According to the Assembly Manual, it seems they are secured by one fastener each, but the seals do not have provisions for such fasteners, although installing one would be a matter of carefully poking an awl through and then install the fastener.

The next two photos show the seals I had installed a long time ago which were too short and provided little if any help.

I then tried to improve on my design by adding "extensions" to them but, again, they did nothing to seal the huge opening between the top of the radiator support and the hood.
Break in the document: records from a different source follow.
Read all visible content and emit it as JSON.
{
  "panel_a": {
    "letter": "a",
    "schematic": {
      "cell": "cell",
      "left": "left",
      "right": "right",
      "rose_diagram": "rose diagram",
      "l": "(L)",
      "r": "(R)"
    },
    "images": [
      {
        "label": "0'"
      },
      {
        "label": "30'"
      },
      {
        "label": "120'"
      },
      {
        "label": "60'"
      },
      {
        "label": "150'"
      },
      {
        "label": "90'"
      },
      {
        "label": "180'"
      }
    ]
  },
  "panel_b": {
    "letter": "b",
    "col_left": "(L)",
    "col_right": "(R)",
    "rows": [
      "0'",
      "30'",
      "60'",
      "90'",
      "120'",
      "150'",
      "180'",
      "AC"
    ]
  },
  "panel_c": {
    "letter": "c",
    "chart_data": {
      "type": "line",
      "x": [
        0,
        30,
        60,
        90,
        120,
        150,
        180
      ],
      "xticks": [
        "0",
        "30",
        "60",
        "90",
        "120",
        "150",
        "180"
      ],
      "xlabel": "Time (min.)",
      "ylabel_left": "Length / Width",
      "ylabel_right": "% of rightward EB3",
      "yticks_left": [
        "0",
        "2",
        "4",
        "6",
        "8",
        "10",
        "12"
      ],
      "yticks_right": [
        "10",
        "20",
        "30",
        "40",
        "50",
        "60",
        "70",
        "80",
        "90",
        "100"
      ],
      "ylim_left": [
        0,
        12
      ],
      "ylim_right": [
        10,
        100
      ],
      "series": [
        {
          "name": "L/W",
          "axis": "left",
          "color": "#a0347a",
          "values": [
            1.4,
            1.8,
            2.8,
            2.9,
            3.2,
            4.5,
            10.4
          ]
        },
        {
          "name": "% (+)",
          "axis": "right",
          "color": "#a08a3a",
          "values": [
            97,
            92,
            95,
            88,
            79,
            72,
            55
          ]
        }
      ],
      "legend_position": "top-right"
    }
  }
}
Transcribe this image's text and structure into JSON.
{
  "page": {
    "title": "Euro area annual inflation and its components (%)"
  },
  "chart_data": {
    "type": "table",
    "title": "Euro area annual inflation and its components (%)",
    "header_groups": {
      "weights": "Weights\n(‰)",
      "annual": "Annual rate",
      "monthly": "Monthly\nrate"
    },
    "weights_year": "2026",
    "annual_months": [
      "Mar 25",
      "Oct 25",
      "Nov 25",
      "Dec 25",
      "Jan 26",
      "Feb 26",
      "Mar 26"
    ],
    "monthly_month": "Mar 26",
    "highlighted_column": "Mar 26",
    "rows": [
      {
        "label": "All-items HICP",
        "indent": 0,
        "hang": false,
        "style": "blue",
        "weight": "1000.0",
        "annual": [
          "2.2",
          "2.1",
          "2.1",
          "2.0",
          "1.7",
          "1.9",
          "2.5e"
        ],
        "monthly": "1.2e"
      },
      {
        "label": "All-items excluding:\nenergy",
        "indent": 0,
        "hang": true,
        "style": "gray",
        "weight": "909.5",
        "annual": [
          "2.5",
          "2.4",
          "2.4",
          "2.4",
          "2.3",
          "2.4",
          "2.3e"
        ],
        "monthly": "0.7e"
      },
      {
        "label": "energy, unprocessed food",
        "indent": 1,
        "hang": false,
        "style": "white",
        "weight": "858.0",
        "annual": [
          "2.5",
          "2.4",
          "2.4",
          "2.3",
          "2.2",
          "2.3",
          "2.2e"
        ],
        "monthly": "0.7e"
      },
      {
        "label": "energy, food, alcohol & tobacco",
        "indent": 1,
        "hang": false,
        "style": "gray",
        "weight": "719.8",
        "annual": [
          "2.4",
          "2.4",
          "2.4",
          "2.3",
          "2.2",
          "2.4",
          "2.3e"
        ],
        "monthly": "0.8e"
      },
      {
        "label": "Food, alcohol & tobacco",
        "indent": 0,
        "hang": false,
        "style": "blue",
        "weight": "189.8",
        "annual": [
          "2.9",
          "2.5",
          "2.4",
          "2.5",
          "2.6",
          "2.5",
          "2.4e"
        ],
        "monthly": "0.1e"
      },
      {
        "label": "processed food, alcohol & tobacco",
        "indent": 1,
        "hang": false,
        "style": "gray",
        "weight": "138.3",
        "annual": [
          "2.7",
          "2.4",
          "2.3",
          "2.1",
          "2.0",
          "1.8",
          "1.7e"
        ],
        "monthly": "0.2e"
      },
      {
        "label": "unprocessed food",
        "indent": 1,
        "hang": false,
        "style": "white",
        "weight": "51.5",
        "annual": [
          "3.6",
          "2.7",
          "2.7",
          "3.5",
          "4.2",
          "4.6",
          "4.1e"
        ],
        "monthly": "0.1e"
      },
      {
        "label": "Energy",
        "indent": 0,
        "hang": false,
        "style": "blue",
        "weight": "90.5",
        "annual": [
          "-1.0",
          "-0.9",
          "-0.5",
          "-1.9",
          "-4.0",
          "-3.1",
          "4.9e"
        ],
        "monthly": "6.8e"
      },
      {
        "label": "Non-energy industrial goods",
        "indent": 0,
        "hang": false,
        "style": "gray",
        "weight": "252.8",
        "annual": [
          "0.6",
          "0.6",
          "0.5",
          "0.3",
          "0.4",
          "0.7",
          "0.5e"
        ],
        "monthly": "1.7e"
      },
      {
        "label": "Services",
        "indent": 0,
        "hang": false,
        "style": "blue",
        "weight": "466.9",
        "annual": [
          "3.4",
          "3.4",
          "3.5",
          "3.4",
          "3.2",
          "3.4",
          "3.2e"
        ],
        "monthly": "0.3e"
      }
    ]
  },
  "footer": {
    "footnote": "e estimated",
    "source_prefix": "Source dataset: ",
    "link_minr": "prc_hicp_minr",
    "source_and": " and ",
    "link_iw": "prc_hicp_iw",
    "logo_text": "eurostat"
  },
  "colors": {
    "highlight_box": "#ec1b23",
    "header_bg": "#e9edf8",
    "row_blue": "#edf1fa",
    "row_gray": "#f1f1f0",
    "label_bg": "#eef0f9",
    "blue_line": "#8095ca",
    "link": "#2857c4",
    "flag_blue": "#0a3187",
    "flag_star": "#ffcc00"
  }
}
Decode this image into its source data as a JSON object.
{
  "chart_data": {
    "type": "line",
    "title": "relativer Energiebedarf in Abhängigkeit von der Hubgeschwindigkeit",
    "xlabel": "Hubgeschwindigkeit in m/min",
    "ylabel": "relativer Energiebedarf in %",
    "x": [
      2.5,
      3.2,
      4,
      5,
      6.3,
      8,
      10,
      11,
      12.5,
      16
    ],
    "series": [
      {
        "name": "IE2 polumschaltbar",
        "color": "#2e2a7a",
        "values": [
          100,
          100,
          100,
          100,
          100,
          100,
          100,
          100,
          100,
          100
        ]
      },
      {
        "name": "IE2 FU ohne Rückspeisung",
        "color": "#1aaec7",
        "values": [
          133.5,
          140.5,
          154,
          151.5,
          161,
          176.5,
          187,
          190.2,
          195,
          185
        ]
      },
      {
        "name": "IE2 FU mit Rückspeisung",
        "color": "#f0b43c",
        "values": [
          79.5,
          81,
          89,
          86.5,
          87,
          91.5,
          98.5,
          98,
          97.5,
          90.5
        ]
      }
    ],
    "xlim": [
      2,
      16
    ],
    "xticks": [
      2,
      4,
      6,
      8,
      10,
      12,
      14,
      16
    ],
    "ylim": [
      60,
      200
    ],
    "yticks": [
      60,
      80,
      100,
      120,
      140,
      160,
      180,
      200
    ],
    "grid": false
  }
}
They also looked hideous!

Factory-correct seals, on the other hand, are shaped in such a way that they reach and seal against the hood properly to block ram air from getting past the radiator and being wasted in the engine bay.

As the photo above shows, they do not have an adhesive backing as the center filler foam strip next to them, which either requires the use of a fastener or, as I chose to do, use spray adhesive so I could attach them properly and to my liking.

The next two photos show the driver's side seal being test-fitted to the top of the radiator core support. I also added a couple of small foam cubes to the ends of each seal to close a small gap between the seals and the snorkel.

The photo above shows how the seals must follow the contour of the core support to fit properly. And you can also see how they are shaped to seal the step-down portion of the inner hood.

I did not want my new seals to show spray glue overspray, so I masked them to keep the sides protected. The video below also explains and shows this in more detail.

I used 3M Hi-Strength 90 Spray Adhesive, which is labeled as "permanent." So my guess is that if I ever need to remove the seals for whatever reason—something I consider unlikely—I would need new seals.

The picture above shows the bottom edge of the seal after one coat of adhesive. However, for the driver's side seal, I decided to leave a few inches of the seal near the hood hinge free of glue since it wasn't really needed in that area. I explain and show that in the video

The photo above shows the RHS seal glued in place after spending several hours with the hood closed. You can see a couple of areas where a portion of the hood, as well as one of the hinge bolts, made impressions on the surface. This indicates that the seal is doing its job properly.

That's it for now. I hope you find this article and videos helpful.

Thank you for following my '76 Vette Blog!